The LLMs were tested for different tasks that require the model to use logic, knowledge, and calculation skills, such as (I) Mathematical reasoning, (II) Natural language reasoning and (III) Symbolic reasoning:

I. Mathematical reasoning. To test how CoT-decoding enhances mathematical reasoning abilities, they evaluated it on two math datasets – GSM8K and MultiArith. As the table below demonstrates, CoT-decoding consistently outperforms greedy decoding across various PaLM-2 model sizes, showcasing its ability to improve mathematical reasoning in large language models.

Accuracy on math reasoning tasks (source: paper)

Considering more alternative starting words (k) affects the model’s accuracy (see the picture below). Generally, the higher the k, the better the model performs. This suggests that the correct reasoning paths might exist but are often ranked lower during the greedy decoding process.

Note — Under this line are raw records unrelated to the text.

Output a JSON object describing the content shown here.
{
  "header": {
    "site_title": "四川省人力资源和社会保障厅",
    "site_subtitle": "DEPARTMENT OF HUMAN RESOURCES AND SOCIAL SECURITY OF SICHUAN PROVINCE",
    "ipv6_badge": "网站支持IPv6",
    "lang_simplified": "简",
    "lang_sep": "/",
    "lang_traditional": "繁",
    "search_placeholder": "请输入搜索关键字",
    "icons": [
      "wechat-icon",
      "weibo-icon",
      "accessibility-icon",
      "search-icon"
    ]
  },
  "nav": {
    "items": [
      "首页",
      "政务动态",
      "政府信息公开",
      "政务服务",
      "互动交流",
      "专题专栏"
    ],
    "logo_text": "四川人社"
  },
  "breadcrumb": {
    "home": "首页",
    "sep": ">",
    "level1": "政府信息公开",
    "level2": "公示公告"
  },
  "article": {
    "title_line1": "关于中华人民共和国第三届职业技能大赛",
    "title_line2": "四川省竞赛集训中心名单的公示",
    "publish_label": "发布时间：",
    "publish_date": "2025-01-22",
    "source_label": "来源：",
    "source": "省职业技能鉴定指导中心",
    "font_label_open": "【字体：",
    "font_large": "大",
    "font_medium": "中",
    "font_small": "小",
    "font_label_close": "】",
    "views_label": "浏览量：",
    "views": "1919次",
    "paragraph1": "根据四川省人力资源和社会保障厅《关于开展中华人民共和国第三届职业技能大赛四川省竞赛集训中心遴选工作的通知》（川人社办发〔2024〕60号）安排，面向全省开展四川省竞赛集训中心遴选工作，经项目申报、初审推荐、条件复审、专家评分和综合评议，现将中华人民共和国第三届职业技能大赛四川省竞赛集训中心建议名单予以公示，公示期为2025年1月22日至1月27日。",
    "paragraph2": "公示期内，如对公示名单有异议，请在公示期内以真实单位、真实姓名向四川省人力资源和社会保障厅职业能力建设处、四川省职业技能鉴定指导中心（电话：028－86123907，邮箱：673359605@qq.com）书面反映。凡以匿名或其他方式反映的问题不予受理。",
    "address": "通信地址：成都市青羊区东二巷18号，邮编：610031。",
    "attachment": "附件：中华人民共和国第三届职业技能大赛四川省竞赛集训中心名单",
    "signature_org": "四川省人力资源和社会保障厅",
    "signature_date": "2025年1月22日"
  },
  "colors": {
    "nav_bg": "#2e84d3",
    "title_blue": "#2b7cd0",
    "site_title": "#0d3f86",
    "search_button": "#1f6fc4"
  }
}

Interestingly, for models that received additional instruction-tuning to learn reasoning steps, the impact of k is smaller. This indicates that instruction-tuning leads to better performance even with lower k values.

Accuracy on the GSM8K dataset for the PaLM-2 model families, with respect to how many top-𝑘 tokens in decoding are used (source: paper)

II. Natural language reasoning. The researchers tested CoT-decoding on the “year parity” task, where the model has to answer whether a celebrity was born in an even or odd year. The results showed that while most models struggle with this task when asked directly, CoT-decoding helped them uncover the correct CoT paths and improve their accuracy.

Accuracy of the year parity task on PaLM-2 pre-trained models with varying sizes (source: paper)

III. Symbolic reasoning. They investigated the symbolic reasoning capabilities of LLMs) through three symbolic tasks: coin flip, web of lies, and multi-step arithmetic, with different difficulty levels.

CoT-decoding consistently outperformed the standard greedy approach across all tasks. This suggests that LLMs possess intrinsic symbolic reasoning abilities, further enhanced by specific decoding strategies like CoT-decoding.

Accuracy on symbolic reasoning and other tasks, on the PaLM-2 pre-trained language model (source: paper)

The overall evaluation results demonstrate that CoT-decoding outperforms the standard greedy decoding on various reasoning benchmarks.

There is also a correlation between the presence of a CoT in the decoding path and the model’s confidence in its answer.

Conclusion

The study shows that CoT reasoning doesn’t need explicit prompting or specific instructions. It can be drawn out from LLMs by using special decoding methods, such as CoT-decoding.

This leads to new possibilities for future research on the reasoning capabilities of LLMs, allowing for more natural interactions with them.